Green roofs offer various opportunities for owners and employees to experience a little bit of nature. For example, the Fairmont Hotel in downtown Dallas developed a vegetable garden green roof, which allows the kitchen to provide fresh, locally grown herbs, spices and seasonal vegetables that go straight from the garden to the plate.
At the University of North Texas (UNT) Business Leadership building, a series of outdoor green roof spaces created by Southern Botanical and Lindsey White of Caye Cook and Associates allows students and faculty an opportunity to leave the classroom and office to take a break to reflect and study.
These spaces also help with the conservation of energy for the facility by increasing natural lighting within interior rooms and corridors. In turn, the increased natural light offers an opportunity to save on energy and lighting costs for the facility.
But there are also some concrete reasons for installing a green roof.

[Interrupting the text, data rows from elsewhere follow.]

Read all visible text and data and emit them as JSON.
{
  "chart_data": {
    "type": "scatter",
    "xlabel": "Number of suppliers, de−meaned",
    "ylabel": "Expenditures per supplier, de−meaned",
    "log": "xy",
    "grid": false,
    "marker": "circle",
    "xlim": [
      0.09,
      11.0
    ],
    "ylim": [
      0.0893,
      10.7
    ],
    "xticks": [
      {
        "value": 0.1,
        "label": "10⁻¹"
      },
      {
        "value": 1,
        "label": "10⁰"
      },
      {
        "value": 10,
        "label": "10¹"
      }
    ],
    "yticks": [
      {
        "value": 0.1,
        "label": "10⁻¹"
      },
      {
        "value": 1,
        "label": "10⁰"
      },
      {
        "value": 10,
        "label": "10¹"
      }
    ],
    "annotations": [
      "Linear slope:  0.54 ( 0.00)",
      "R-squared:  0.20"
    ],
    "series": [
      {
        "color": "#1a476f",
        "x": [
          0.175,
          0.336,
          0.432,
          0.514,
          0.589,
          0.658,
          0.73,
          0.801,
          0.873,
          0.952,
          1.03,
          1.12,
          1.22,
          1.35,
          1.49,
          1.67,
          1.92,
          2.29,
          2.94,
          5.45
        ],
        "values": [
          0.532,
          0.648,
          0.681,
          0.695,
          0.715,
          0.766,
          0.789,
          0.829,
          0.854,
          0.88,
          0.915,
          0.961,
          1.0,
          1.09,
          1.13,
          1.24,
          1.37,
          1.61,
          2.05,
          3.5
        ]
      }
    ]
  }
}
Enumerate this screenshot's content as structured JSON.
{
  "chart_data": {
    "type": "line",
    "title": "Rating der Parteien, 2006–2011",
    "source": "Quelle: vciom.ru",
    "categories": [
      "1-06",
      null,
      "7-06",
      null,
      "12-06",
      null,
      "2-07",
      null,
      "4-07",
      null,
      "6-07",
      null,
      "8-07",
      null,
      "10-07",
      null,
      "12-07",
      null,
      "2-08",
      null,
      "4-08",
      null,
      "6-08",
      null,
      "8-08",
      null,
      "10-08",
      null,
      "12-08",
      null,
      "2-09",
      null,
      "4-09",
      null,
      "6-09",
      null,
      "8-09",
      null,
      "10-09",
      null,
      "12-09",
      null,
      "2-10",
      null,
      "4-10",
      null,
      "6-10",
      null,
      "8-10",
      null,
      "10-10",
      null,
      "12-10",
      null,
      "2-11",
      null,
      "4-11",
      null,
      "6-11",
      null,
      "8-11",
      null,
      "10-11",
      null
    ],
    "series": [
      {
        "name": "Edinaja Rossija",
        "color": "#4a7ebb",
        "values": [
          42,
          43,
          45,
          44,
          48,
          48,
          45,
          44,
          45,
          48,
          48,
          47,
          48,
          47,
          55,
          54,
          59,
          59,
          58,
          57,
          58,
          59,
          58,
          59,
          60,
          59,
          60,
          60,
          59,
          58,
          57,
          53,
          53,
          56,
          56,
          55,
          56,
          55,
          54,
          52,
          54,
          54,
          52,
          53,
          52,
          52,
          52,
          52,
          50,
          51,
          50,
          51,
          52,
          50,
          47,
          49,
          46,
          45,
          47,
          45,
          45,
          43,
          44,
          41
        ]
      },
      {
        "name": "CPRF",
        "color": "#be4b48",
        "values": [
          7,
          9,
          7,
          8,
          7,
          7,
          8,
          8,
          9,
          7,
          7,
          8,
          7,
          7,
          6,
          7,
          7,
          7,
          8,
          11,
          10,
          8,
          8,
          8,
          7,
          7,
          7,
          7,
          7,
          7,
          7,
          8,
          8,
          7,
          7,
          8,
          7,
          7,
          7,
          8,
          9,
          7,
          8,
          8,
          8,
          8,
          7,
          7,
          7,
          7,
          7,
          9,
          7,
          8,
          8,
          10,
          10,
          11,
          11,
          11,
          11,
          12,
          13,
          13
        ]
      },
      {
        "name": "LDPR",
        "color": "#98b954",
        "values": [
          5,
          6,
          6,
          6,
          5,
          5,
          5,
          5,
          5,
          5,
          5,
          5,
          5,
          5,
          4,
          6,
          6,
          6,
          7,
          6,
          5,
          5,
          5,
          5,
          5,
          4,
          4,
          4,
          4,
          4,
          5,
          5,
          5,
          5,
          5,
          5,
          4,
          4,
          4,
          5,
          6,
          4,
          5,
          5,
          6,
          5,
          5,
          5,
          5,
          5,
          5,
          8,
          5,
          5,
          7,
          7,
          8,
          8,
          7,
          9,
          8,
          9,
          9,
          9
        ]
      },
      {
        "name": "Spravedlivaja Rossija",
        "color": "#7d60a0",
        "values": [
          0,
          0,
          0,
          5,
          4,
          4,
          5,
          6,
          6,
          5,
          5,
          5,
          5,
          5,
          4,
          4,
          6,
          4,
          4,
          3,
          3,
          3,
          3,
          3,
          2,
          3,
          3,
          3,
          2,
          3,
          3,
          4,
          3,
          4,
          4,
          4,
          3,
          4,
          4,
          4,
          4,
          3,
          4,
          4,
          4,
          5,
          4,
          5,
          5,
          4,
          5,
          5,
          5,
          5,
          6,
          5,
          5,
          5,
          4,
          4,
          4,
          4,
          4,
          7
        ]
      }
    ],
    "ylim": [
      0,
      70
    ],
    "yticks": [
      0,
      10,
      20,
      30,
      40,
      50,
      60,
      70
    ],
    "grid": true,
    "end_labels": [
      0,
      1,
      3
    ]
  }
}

Green roofs can protect the roof membrane from elements that can be destructive, such as extreme heat and cold, water, mechanical damage and ultraviolet rays. In some cases, a green roof can double or triple the life of the membrane when properly installed and maintained.
Additionally, there are energy savings since a green roof acts as an insulator. Green roofs can also mitigate the heat island effect, reduce rainwater runoff, and to some extent, replace the flora that was destroyed by the footprint of the building.
For many cities, a compelling reason for green roofs is to offset the underlying, weak urban infrastructure that is overwhelmed by rainwater runoff.
New York City, for example, has an antiquated sewage system which, when overwhelmed by rainwater, forces the city to dump raw sewage into local bodies of water and makes New York beaches unusable for several days thereafter. In this instance, green roofs absorb 80 percent of the water that lands on them, so they can be a strategy to reduce the amount of water that reaches urban infrastructures.
Expecting Positive Growth for Green Roofs
The USGBC and its LEED certification program are spurring on the design and installation of green roofs all over the country. There are some regional variations, but that is often tied to climate. In Texas, for example, extreme temperatures can be somewhat of a limiting factor.
The increase in green roofs is often a matter of education, cost and technology, but signs indicate that they will become more productive and/or habitat-oriented. Green roofs will become popular as a site for food production, a habitat for beneficial insects, a way station for migratory birds and so on. This is a trend that is already happening in some cities and will continue to expand as food prices rise, and natural habitats continue to be reduced by population pressure.
And green roofs will continue to grow as a market segment as they establish track records and are supported by legislation.
For example, New York City gives a tax rebate for green roofs more than a certain square footage because the city recognizes that every square foot of green roof means less money it will have to spend upgrading the sewer and rainwater infrastructure.
In the end, consider function first and make sure your building and location are amenable to a green roof, or be clear on the extent of changes that need to be made and costs that need to be incurred for it to function properly and safely. Then be clear on the “why.” If the “why” is that you want to reap the qualitative benefits for employees and the environment, that is okay, too.